The Electoral College is a sham and a scam!

America’s Worst College

Posted Wednesday, Aug. 11, 2004, at 3:49 PM PT

The best possible outcome for the 2004 presidential election would be for John Kerry to lose the popular vote but win in the Electoral College. Obviously it would satisfy a primitive hunger for payback to thwart Republicans in the most significant way that Democrats were thwarted in 2000. But there’s a high-minded reason, too: It would give both parties a common interest in abolishing the Electoral College and establishing the popular vote as the means by which presidents are chosen. (That Kerry is, coincidentally, the superior candidate strikes me as self-evident, but I will elaborate between now and Election Day.)
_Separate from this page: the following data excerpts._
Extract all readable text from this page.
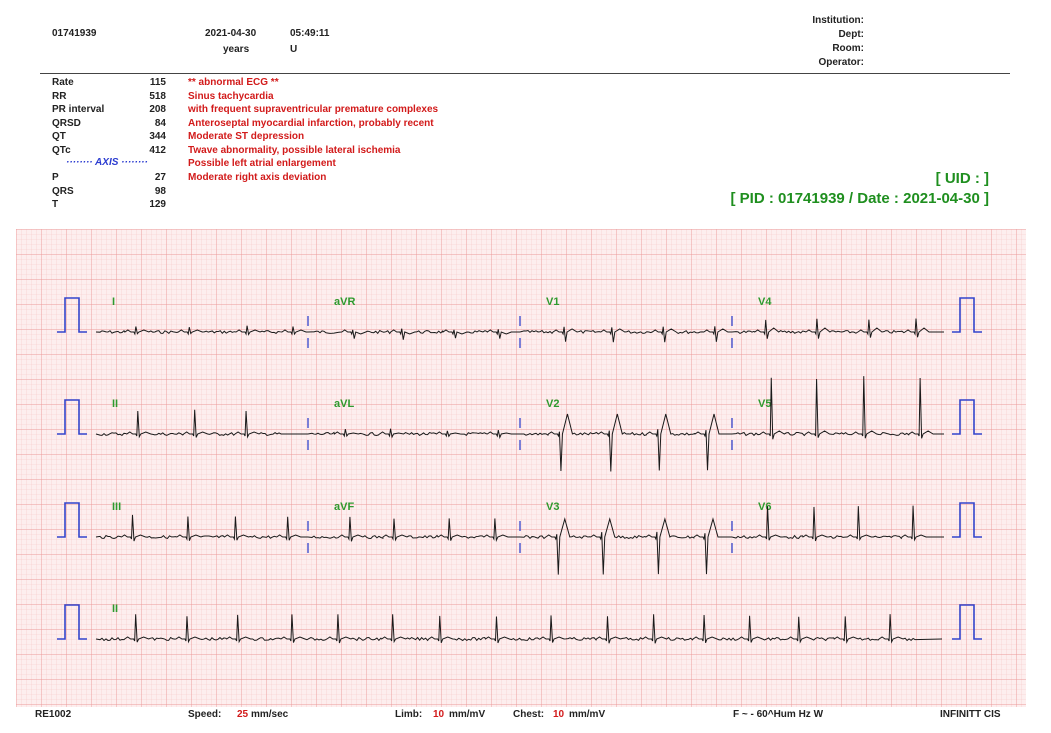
01741939	2021-04-30	05:49:11
years	U
Institution:
Dept:
Room:
Operator:
Rate	115
RR	518
PR interval	208
QRSD	84
QT	344
QTc	412
········ AXIS ········
P	27
QRS	98
T	129
** abnormal ECG **
Sinus tachycardia
with frequent supraventricular premature complexes
Anteroseptal myocardial infarction, probably recent
Moderate ST depression
Twave abnormality, possible lateral ischemia
Possible left atrial enlargement
Moderate right axis deviation	[ UID : ]
[ PID : 01741939 / Date : 2021-04-30 ]
I	aVR	V1	V4
II	aVL	V2	V5
III	aVF	V3	V6
II
RE1002	Speed: 25 mm/sec	Limb: 10 mm/mV	Chest: 10 mm/mV	F ~ - 60^Hum Hz W	INFINITT CIS
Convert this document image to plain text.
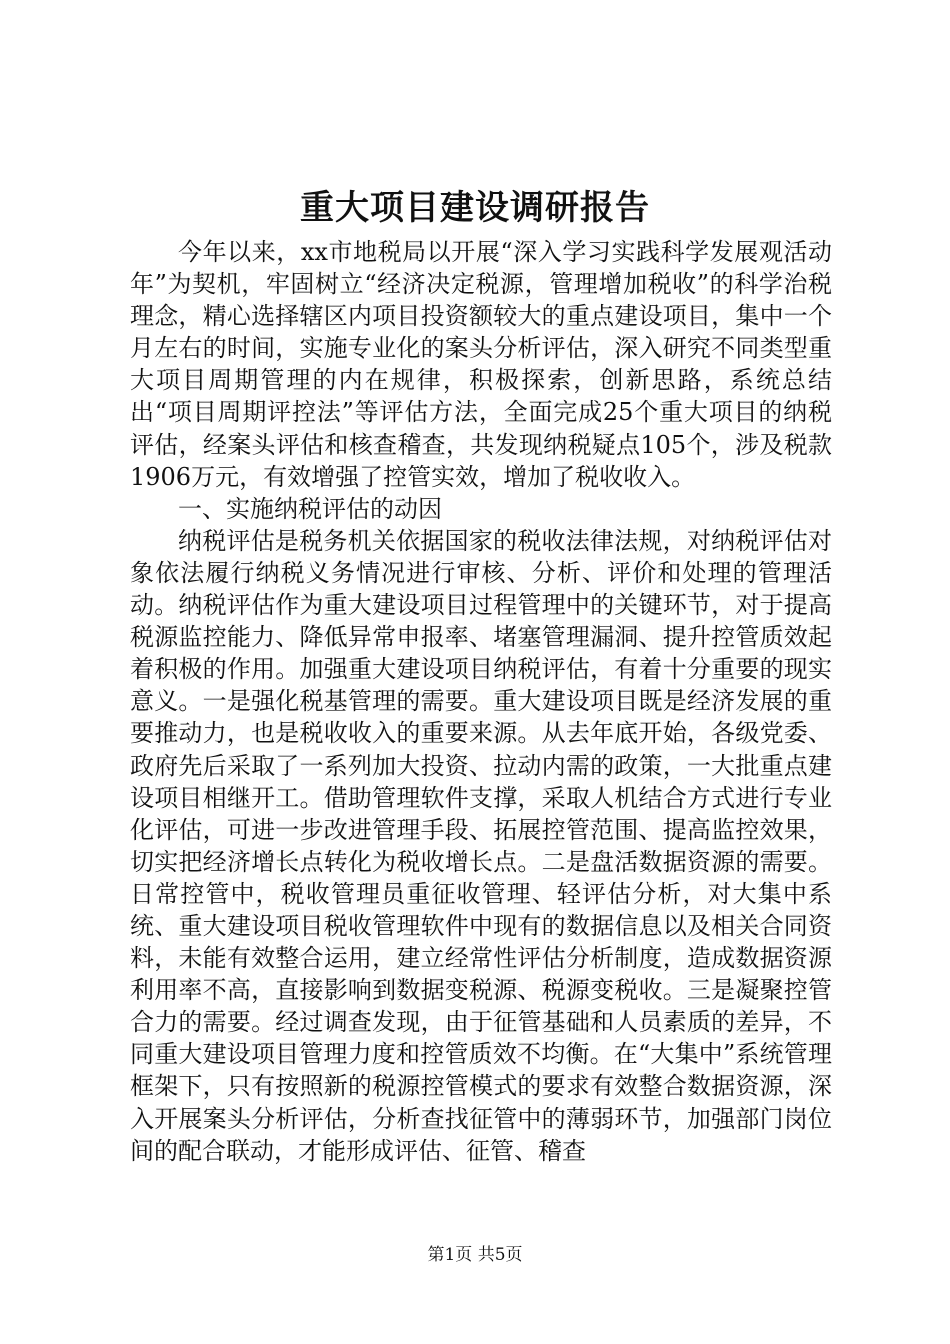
重大项目建设调研报告

今年以来，xx市地税局以开展“深入学习实践科学发展观活动年”为契机，牢固树立“经济决定税源，管理增加税收”的科学治税理念，精心选择辖区内项目投资额较大的重点建设项目，集中一个月左右的时间，实施专业化的案头分析评估，深入研究不同类型重大项目周期管理的内在规律，积极探索，创新思路，系统总结出“项目周期评控法”等评估方法，全面完成25个重大项目的纳税评估，经案头评估和核查稽查，共发现纳税疑点105个，涉及税款1906万元，有效增强了控管实效，增加了税收收入。

一、实施纳税评估的动因

纳税评估是税务机关依据国家的税收法律法规，对纳税评估对象依法履行纳税义务情况进行审核、分析、评价和处理的管理活动。纳税评估作为重大建设项目过程管理中的关键环节，对于提高税源监控能力、降低异常申报率、堵塞管理漏洞、提升控管质效起着积极的作用。加强重大建设项目纳税评估，有着十分重要的现实意义。一是强化税基管理的需要。重大建设项目既是经济发展的重要推动力，也是税收收入的重要来源。从去年底开始，各级党委、政府先后采取了一系列加大投资、拉动内需的政策，一大批重点建设项目相继开工。借助管理软件支撑，采取人机结合方式进行专业化评估，可进一步改进管理手段、拓展控管范围、提高监控效果，切实把经济增长点转化为税收增长点。二是盘活数据资源的需要。日常控管中，税收管理员重征收管理、轻评估分析，对大集中系统、重大建设项目税收管理软件中现有的数据信息以及相关合同资料，未能有效整合运用，建立经常性评估分析制度，造成数据资源利用率不高，直接影响到数据变税源、税源变税收。三是凝聚控管合力的需要。经过调查发现，由于征管基础和人员素质的差异，不同重大建设项目管理力度和控管质效不均衡。在“大集中”系统管理框架下，只有按照新的税源控管模式的要求有效整合数据资源，深入开展案头分析评估，分析查找征管中的薄弱环节，加强部门岗位间的配合联动，才能形成评估、征管、稽查

第1页 共5页
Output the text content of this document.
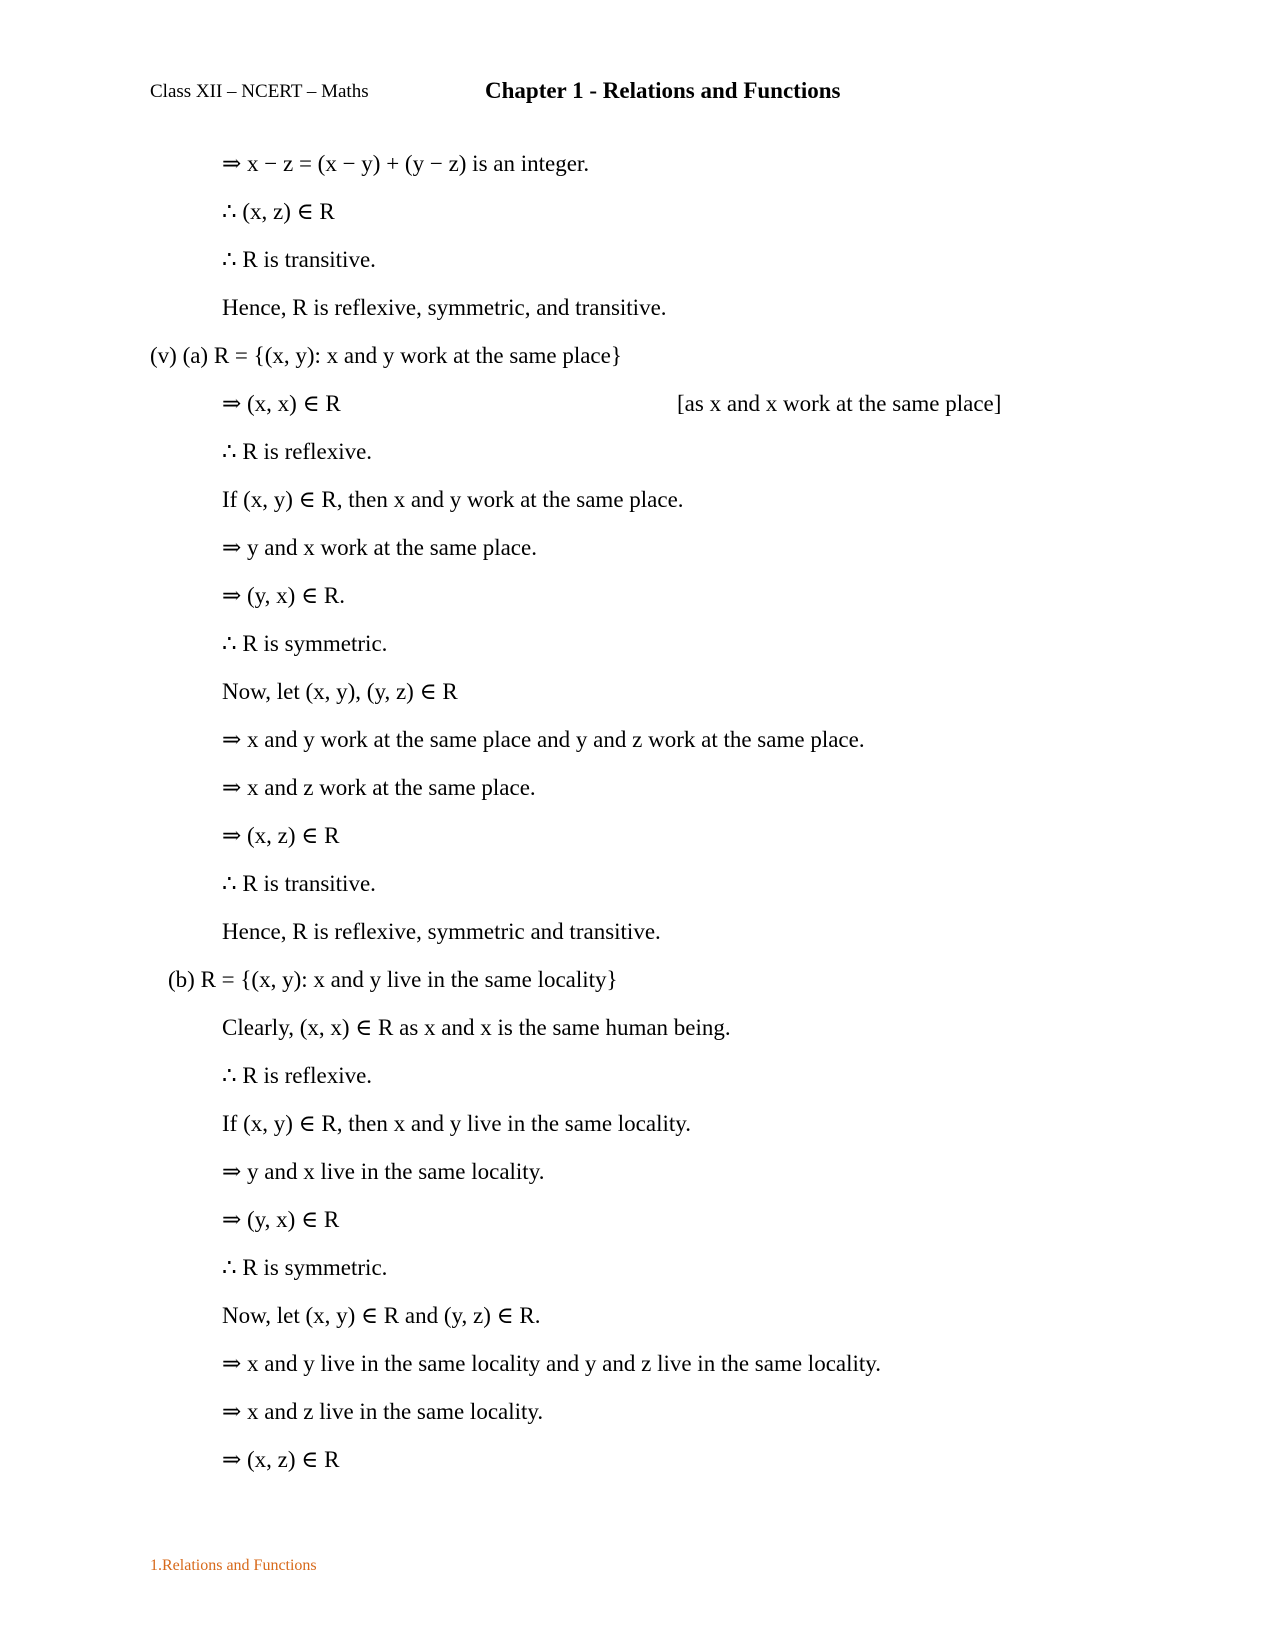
Class XII – NCERT – Maths	Chapter 1 - Relations and Functions
⇒ x − z = (x − y) + (y − z) is an integer.
∴ (x, z) ∈ R
∴ R is transitive.
Hence, R is reflexive, symmetric, and transitive.
(v) (a) R = {(x, y): x and y work at the same place}
⇒ (x, x) ∈ R	[as x and x work at the same place]
∴ R is reflexive.
If (x, y) ∈ R, then x and y work at the same place.
⇒ y and x work at the same place.
⇒ (y, x) ∈ R.
∴ R is symmetric.
Now, let (x, y), (y, z) ∈ R
⇒ x and y work at the same place and y and z work at the same place.
⇒ x and z work at the same place.
⇒ (x, z) ∈ R
∴ R is transitive.
Hence, R is reflexive, symmetric and transitive.
(b) R = {(x, y): x and y live in the same locality}
Clearly, (x, x) ∈ R as x and x is the same human being.
∴ R is reflexive.
If (x, y) ∈ R, then x and y live in the same locality.
⇒ y and x live in the same locality.
⇒ (y, x) ∈ R
∴ R is symmetric.
Now, let (x, y) ∈ R and (y, z) ∈ R.
⇒ x and y live in the same locality and y and z live in the same locality.
⇒ x and z live in the same locality.
⇒ (x, z) ∈ R
1.Relations and Functions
The sheer idiocy of the Electoral College is a subject that got appallingly little attention amid the chad-obsessed frenzy surrounding the 2000 election. There’s a bit more discussion of the problem now, possibly because it’s summer and everybody’s running out of things to say about the coming election. Concern, I’m happy to report, spreads across the ideological spectrum. In a June 14 cover package, Business Week ran two separate stories (click here and here) arguing for the Electoral College’s elimination. In a July 29 column for the Nation, Katha Pollit complained that the Electoral College “awards outrageously disproportionate political power to rural conservative states with fewer voters than, say, the enlightened borough of Brooklyn.” In a July 4 review of Hendrik Hertzberg’s superb new anthology, Politics, Richard Brookhiser, a conservative, distanced himself from Hertzberg, a liberal, on all substantive matters save Hertzberg’s call for electoral reform. If the Electoral College again chooses a presidential candidate who lost the popular vote, Brookhiser predicted, “the calls for change will be deafening.”

Most recent discussions about abolishing the Electoral College have ended with the fatalistic observation that America will never be rid of it. “[T]he current system ... will never change,” Pollitt wrote, “because the small states would have to approve a constitutional amendment and why would they do that?” Well, they might do it after it was pointed out to them that the Electoral College helps big states even more than it does the small ones.